A program intended to bridge the gap between the community and law enforcement is being started in one of the most crime-heavy parts of Albuquerque.
Local, state and federal officials announced, along with several community groups, that a Community Based Crime Reduction program will be launched in the city’s International District with the help of a $1 million federal grant.
The award from the Bureau of Justice Assistance calls for a leadership council to be created with representation from law enforcement, government, researchers, substance abuse providers and community groups. The money also will be used for several positions, including a social worker to be a liaison between neighborhood residents and available programs and agencies, and a community prosecutor who will work in the Albuquerque police Southeast Substation.
“At the end of the day it’s not just law enforcement, it’s not just people in police uniforms and in the prosecutor’s office who are going to build a safe community, it’s the community members themselves,” District Attorney Raúl Torrez said during a news conference at Emerson Elementary School about the grant.

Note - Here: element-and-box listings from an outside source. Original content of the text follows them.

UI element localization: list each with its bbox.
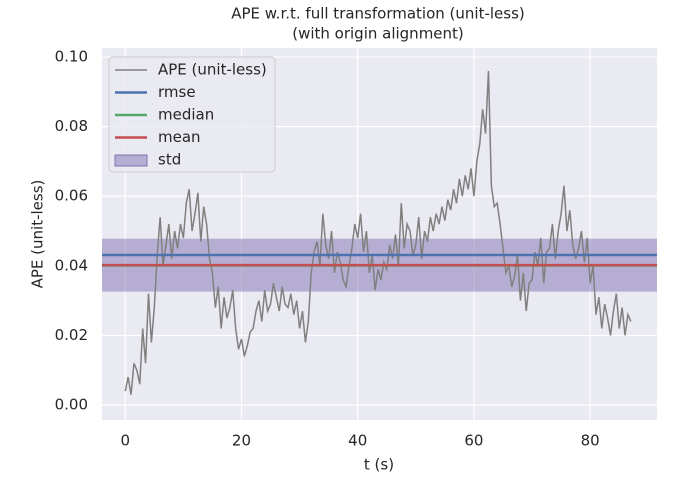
y-tick-label: 0.02 [55, 326, 88, 344]
legend-box [108, 56, 276, 173]
x-tick-label: 20 [232, 432, 251, 450]
x-axis-label: t (s) [364, 456, 394, 474]
x-tick-label: 80 [581, 432, 600, 450]
legend-label: rmse [158, 83, 196, 101]
y-tick-label: 0.10 [55, 48, 88, 66]
legend-label: median [158, 106, 214, 124]
x-tick-label: 40 [348, 432, 367, 450]
y-tick-label: 0.06 [55, 187, 88, 205]
legend-label: mean [158, 128, 201, 146]
legend-label: APE (unit-less) [158, 61, 267, 79]
y-axis-label: APE (unit-less) [29, 180, 47, 289]
ape-line [124, 70, 632, 395]
y-tick-label: 0.00 [55, 396, 88, 414]
legend-swatch [114, 154, 148, 167]
chart-subtitle: (with origin alignment) [292, 25, 464, 43]
x-tick-label: 0 [120, 432, 130, 450]
legend: APE (unit-less) rmse median mean std [108, 56, 276, 173]
x-tick-label: 60 [464, 432, 483, 450]
y-tick-label: 0.04 [55, 256, 88, 274]
y-tick-label: 0.08 [55, 117, 88, 135]
legend-label: std [158, 151, 181, 169]
chart-title: APE w.r.t. full transformation (unit-les… [231, 5, 525, 23]
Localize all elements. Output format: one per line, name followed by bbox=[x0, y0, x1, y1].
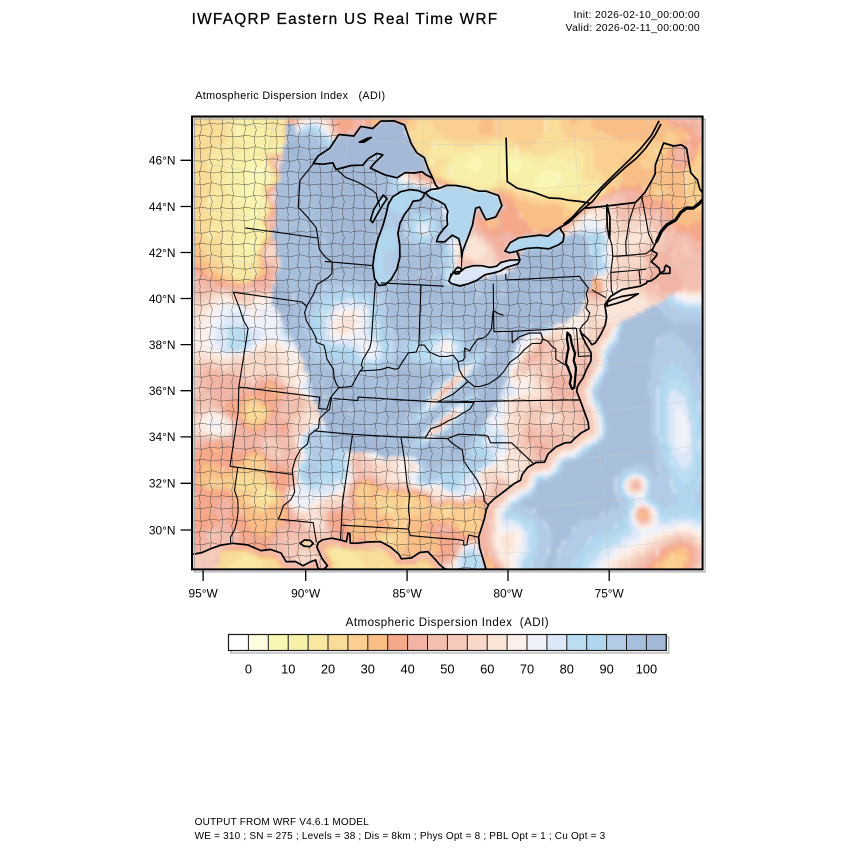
svg-text:44°N: 44°N bbox=[149, 200, 176, 214]
svg-text:40: 40 bbox=[400, 662, 414, 677]
svg-text:40°N: 40°N bbox=[149, 292, 176, 306]
svg-text:OUTPUT FROM WRF V4.6.1 MODEL: OUTPUT FROM WRF V4.6.1 MODEL bbox=[195, 817, 370, 828]
svg-text:90: 90 bbox=[599, 662, 613, 677]
svg-text:30: 30 bbox=[361, 662, 375, 677]
svg-text:80: 80 bbox=[560, 662, 574, 677]
svg-text:42°N: 42°N bbox=[149, 246, 176, 260]
svg-text:Init: 2026-02-10_00:00:00: Init: 2026-02-10_00:00:00 bbox=[573, 10, 700, 21]
svg-text:80°W: 80°W bbox=[493, 587, 523, 601]
svg-text:90°W: 90°W bbox=[291, 587, 321, 601]
svg-text:0: 0 bbox=[245, 662, 252, 677]
svg-text:32°N: 32°N bbox=[149, 477, 176, 491]
svg-text:36°N: 36°N bbox=[149, 384, 176, 398]
svg-text:50: 50 bbox=[440, 662, 454, 677]
svg-text:75°W: 75°W bbox=[595, 587, 625, 601]
svg-text:46°N: 46°N bbox=[149, 154, 176, 168]
svg-text:10: 10 bbox=[281, 662, 295, 677]
svg-text:70: 70 bbox=[520, 662, 534, 677]
svg-text:34°N: 34°N bbox=[149, 430, 176, 444]
svg-text:85°W: 85°W bbox=[392, 587, 422, 601]
svg-text:Valid: 2026-02-11_00:00:00: Valid: 2026-02-11_00:00:00 bbox=[565, 23, 700, 34]
svg-text:95°W: 95°W bbox=[188, 587, 218, 601]
svg-text:20: 20 bbox=[321, 662, 335, 677]
svg-text:60: 60 bbox=[480, 662, 494, 677]
svg-text:Atmospheric Dispersion Index: Atmospheric Dispersion Index (ADI) bbox=[346, 617, 549, 629]
svg-text:IWFAQRP Eastern US Real Time W: IWFAQRP Eastern US Real Time WRF bbox=[192, 11, 499, 28]
svg-text:38°N: 38°N bbox=[149, 338, 176, 352]
svg-text:WE = 310 ; SN = 275 ; Levels =: WE = 310 ; SN = 275 ; Levels = 38 ; Dis … bbox=[195, 831, 606, 842]
svg-text:100: 100 bbox=[636, 662, 657, 677]
svg-text:30°N: 30°N bbox=[149, 523, 176, 537]
svg-text:Atmospheric Dispersion Index: Atmospheric Dispersion Index (ADI) bbox=[195, 90, 385, 102]
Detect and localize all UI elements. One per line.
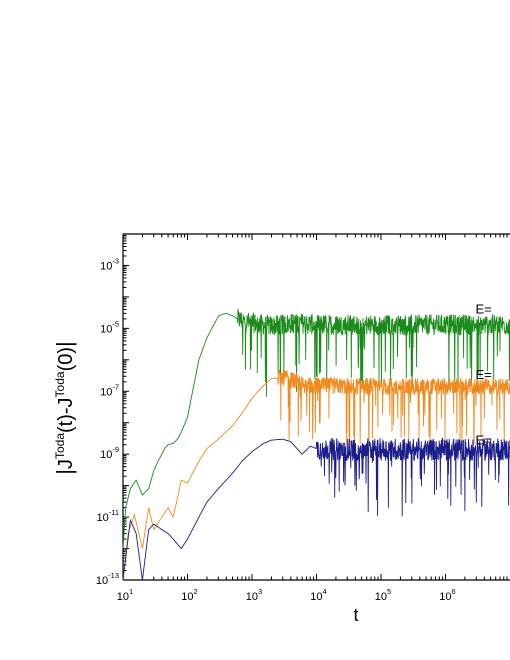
y-tick-label: 10-9 bbox=[100, 445, 119, 461]
y-tick-label: 10-11 bbox=[96, 508, 119, 524]
y-tick-label: 10-5 bbox=[100, 319, 119, 335]
y-tick-label: 10-3 bbox=[100, 256, 119, 272]
y-tick-label: 10-13 bbox=[96, 571, 119, 587]
y-axis-title-bar-right: | bbox=[52, 341, 77, 347]
y-axis-title-j2: J bbox=[55, 397, 77, 407]
y-axis-title-end: (0) bbox=[55, 347, 77, 371]
y-tick-label: 10-7 bbox=[100, 382, 119, 398]
axes-frame bbox=[122, 233, 510, 581]
y-axis-title-bar-left: | bbox=[52, 469, 77, 475]
series-label-2: E= bbox=[476, 367, 492, 382]
x-axis-title: t bbox=[353, 605, 358, 625]
x-tick-label: 104 bbox=[310, 587, 326, 603]
series-label-3: E= bbox=[476, 433, 492, 448]
x-tick-label: 103 bbox=[246, 587, 262, 603]
x-tick-label: 101 bbox=[117, 587, 133, 603]
y-axis-title: |JToda(t)-JToda(0)| bbox=[52, 341, 77, 475]
y-axis-title-sup1: Toda bbox=[53, 433, 67, 459]
series-line-2 bbox=[122, 368, 510, 581]
series-labels: E= E= E= bbox=[476, 301, 492, 447]
x-tick-label: 106 bbox=[439, 587, 455, 603]
series-line-3 bbox=[122, 437, 510, 581]
series-layer bbox=[122, 308, 510, 581]
series-label-1: E= bbox=[476, 301, 492, 316]
x-tick-label: 102 bbox=[181, 587, 197, 603]
y-axis-title-sup2: Toda bbox=[53, 371, 67, 397]
series-line-1 bbox=[122, 308, 510, 549]
tick-labels: 101 102 103 104 105 106 10-13 10-11 10-9 10-7 10-5… bbox=[96, 256, 456, 603]
y-axis-title-j1: J bbox=[55, 459, 77, 469]
x-tick-label: 105 bbox=[375, 587, 391, 603]
y-axis-title-mid: (t)- bbox=[55, 407, 77, 433]
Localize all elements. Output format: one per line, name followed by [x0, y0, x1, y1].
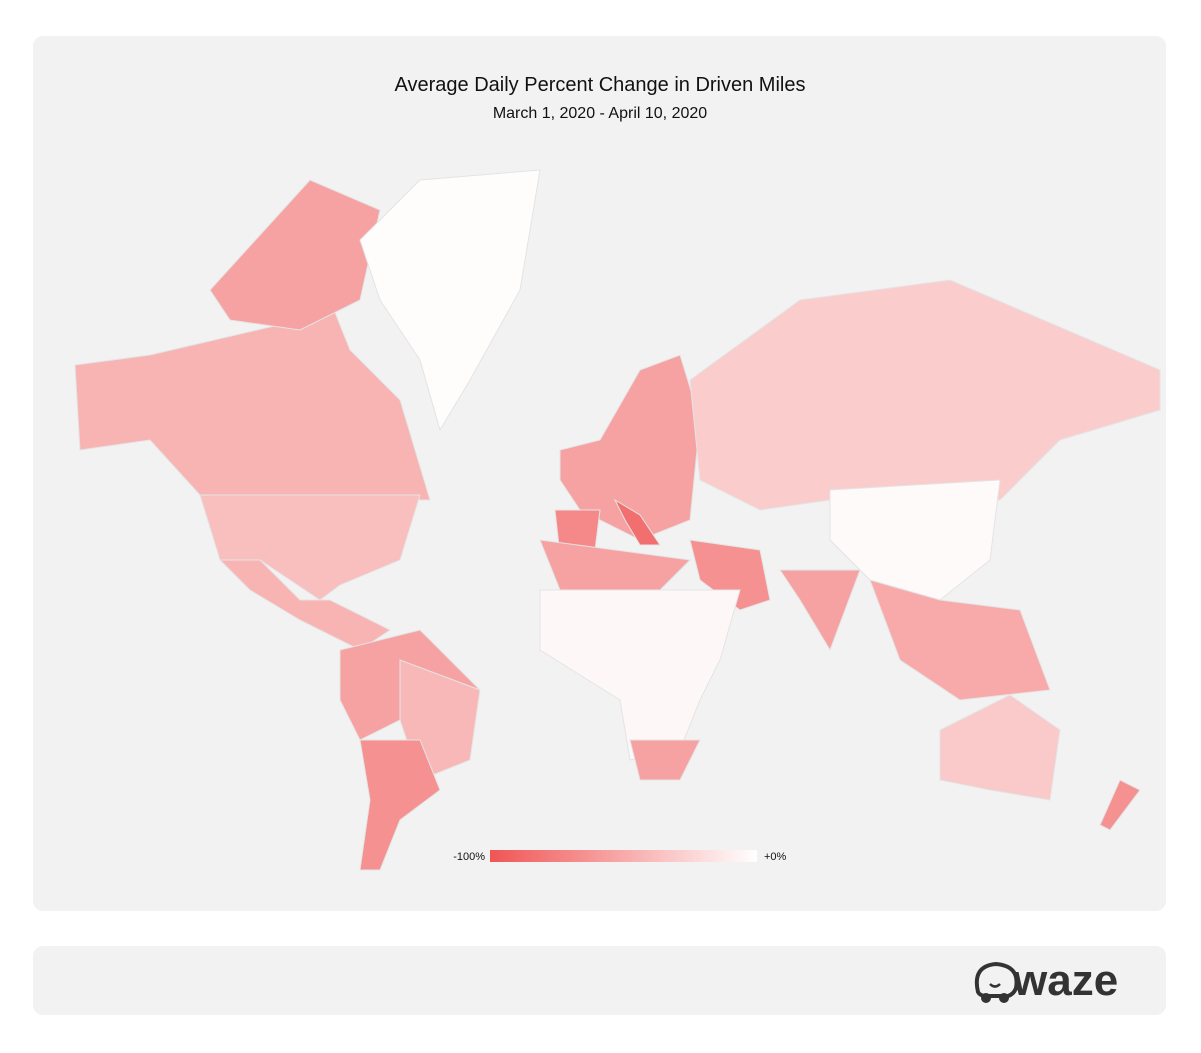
region — [359, 169, 541, 432]
region — [779, 569, 861, 652]
region — [869, 579, 1051, 701]
region — [939, 694, 1061, 801]
region — [689, 539, 771, 611]
legend-min-label: -100% — [453, 851, 485, 863]
legend-max-label: +0% — [764, 851, 787, 863]
footer-panel — [33, 946, 1166, 1015]
regions — [74, 169, 1161, 871]
waze-icon — [974, 961, 1019, 1003]
region — [209, 179, 381, 331]
region — [559, 354, 701, 541]
legend-gradient — [490, 850, 757, 862]
region — [359, 739, 441, 871]
logo: waze — [1012, 956, 1118, 1005]
region — [689, 279, 1161, 511]
region — [218, 559, 391, 651]
map-subtitle: March 1, 2020 - April 10, 2020 — [493, 105, 707, 122]
map-title: Average Daily Percent Change in Driven M… — [395, 74, 806, 96]
region — [1099, 779, 1141, 831]
region — [629, 739, 701, 781]
region — [613, 498, 661, 546]
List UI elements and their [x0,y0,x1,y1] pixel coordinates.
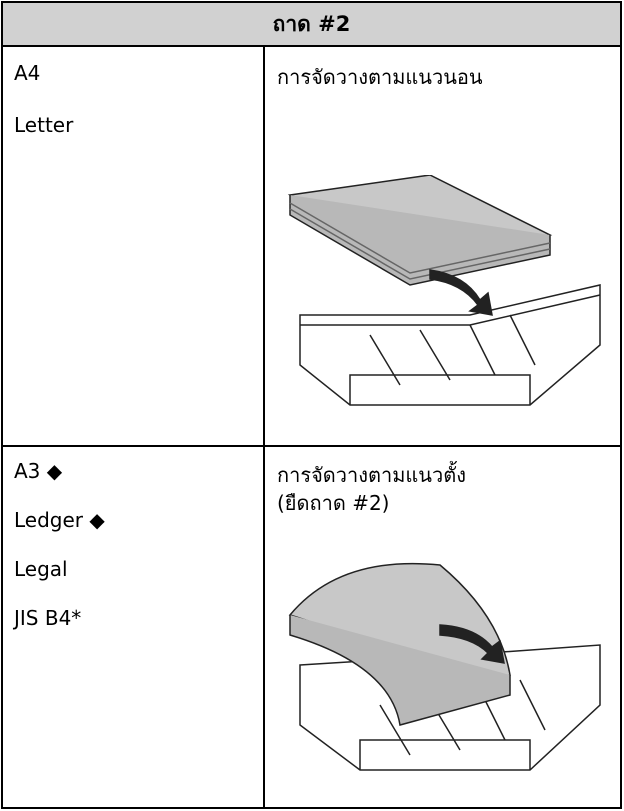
cell [1,45,265,447]
header-title: ถาด #2 [272,12,351,36]
tray-illustration [288,562,601,771]
cell-text: (ยืดถาด #2) [277,491,390,515]
cell-text: Letter [14,113,74,137]
cell [263,445,622,809]
cell-text: การจัดวางตามแนวนอน [277,65,483,89]
cell-text: Legal [14,557,68,581]
cell-text: การจัดวางตามแนวตั้ง [277,463,466,487]
cell-text: A3 ◆ [14,459,63,483]
cell-text: A4 [14,61,41,85]
cell-text: JIS B4* [14,606,82,630]
table-header: ถาด #2 [1,1,622,47]
cell-text: Ledger ◆ [14,508,105,532]
tray-illustration [287,175,601,406]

Several locally elected officials and people from various groups who live or work in the International District attended the news event.
The International District roughly stretches north to south from Lomas to Gibson and west to east from Carlisle to Eubank.
A study by the city last year found that 6.7 percent of people in the city, or about 37,600, live in the area. But it was home to 27 percent of the city’s murders and 37 percent of the nonfatal shootings over a three-year period. In the same time period, a violent crime was reported at one of every 10 addresses and a property crime at one of every four.
“Public safety is at the top of our list. It is a priority in our community,” said Gina Naomi Davis, the president of the coalition of neighborhood associations in the area.
City Councilor Pat Davis said the new program is just one of several city projects aimed at improving the district.
“We’re sending a big message to this neighborhood that long has been on everybody’s troubled list,” Davis said. “Those of us who work here know that it’s one of the most engaged in our city. We’re incredibly proud of it. … Millions of dollars are going into changing the way we reimagine the International District.”